From the perspective of Popper’s ‘World 1’, both objects would appear to be essentially identical — with the former intact, and the latter somewhat damaged because of the graffiti defiling a clean page.  However, from the vantage point of the person who possesses and ‘owns’ (a concept which would clearly belong to Popper’s ‘World 3’, as well) the autographed object, a sudden recognition of value, wealth and uniqueness would immediately attach — leaving aside intersecting points with ‘World 2’ involving envy, jealousy, awe and disbelief (which would be shared by the undersigned writer).  Thus do the various and variegated ‘worlds’ of Karl Popper posit for our study, agreement/disagreement, and further reflection.

Such division and segmentation of worlds and universes are often proposed merely for esoteric and pedantic purposes; of ivory tower conceptual constructs which have little to do with the day-to-day lives of ordinary human beings who struggle to make a living, maneuver through the complexity of the world, and attempt to survive the manipulative machinations of a society governed by microcosms of powerful but unnamed sources of evil and collusion.  But there is a recognizable worth and value to some of us, for pointing out the existence and demarcation of artifice as opposed to the natural environment from whence we came.

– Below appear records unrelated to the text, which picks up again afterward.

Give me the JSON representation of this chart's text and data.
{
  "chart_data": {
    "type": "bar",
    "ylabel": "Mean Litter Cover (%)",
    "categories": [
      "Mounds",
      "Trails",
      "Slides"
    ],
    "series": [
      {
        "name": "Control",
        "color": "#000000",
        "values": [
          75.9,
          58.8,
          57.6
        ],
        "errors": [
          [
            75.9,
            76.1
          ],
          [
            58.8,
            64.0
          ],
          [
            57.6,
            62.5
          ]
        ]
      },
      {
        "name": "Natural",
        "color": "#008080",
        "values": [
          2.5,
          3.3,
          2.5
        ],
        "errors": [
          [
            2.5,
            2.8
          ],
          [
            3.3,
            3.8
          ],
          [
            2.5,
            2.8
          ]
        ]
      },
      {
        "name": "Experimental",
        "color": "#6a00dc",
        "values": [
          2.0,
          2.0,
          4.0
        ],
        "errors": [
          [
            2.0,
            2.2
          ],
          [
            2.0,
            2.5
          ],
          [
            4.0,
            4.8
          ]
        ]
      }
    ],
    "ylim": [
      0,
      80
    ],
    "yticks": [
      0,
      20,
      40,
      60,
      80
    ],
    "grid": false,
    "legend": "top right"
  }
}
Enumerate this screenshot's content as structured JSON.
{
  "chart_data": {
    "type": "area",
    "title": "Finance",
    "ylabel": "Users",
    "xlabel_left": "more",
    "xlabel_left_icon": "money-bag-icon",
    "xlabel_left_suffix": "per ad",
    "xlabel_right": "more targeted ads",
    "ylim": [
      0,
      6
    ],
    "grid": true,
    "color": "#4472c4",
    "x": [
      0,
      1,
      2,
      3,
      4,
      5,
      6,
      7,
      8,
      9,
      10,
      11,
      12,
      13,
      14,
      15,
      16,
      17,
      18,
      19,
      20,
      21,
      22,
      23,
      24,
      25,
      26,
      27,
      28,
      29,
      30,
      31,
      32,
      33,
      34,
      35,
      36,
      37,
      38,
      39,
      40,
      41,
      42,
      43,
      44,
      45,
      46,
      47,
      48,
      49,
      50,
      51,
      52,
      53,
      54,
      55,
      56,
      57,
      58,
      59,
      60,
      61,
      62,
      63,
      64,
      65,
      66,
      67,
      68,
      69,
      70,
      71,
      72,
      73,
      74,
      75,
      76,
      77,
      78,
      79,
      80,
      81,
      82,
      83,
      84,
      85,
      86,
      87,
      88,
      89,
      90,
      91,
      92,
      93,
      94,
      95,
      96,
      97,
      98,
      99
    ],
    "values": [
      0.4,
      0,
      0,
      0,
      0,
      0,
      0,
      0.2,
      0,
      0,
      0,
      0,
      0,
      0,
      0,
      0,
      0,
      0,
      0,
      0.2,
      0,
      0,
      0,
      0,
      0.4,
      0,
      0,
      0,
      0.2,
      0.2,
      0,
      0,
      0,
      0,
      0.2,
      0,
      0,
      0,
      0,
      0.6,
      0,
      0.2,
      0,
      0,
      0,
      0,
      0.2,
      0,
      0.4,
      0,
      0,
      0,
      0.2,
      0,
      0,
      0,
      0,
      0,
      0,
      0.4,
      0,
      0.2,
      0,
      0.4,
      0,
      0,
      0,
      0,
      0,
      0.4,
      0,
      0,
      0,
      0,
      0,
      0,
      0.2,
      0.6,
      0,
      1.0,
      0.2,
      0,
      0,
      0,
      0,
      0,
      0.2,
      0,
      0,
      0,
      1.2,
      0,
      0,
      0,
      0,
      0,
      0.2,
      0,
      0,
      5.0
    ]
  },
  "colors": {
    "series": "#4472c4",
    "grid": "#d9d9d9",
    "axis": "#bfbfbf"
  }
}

For Federal employees and U.S. Postal workers who are considering filing for Federal Disability Retirement benefits through the U.S. Office of Personnel Management, such a bifurcation of the universe into clean segments of definable compartments, is to recognize that the complexity of the administrative and bureaucratic process encapsulating the entirety and aggregation of the process cumulatively entitled, “Federal Disability Retirement under FERS, CSRS or CSRS Offset”, is ultimately a product of Popper’s ‘World 3’, and not merely a nightmare emanating from the deep recesses of our troubled psychosis self-contained in ‘World 2’, but of an intersection between the universe of madness created by our own desire to further separate ourselves from the simplicity of ‘World 1’, from whence we came.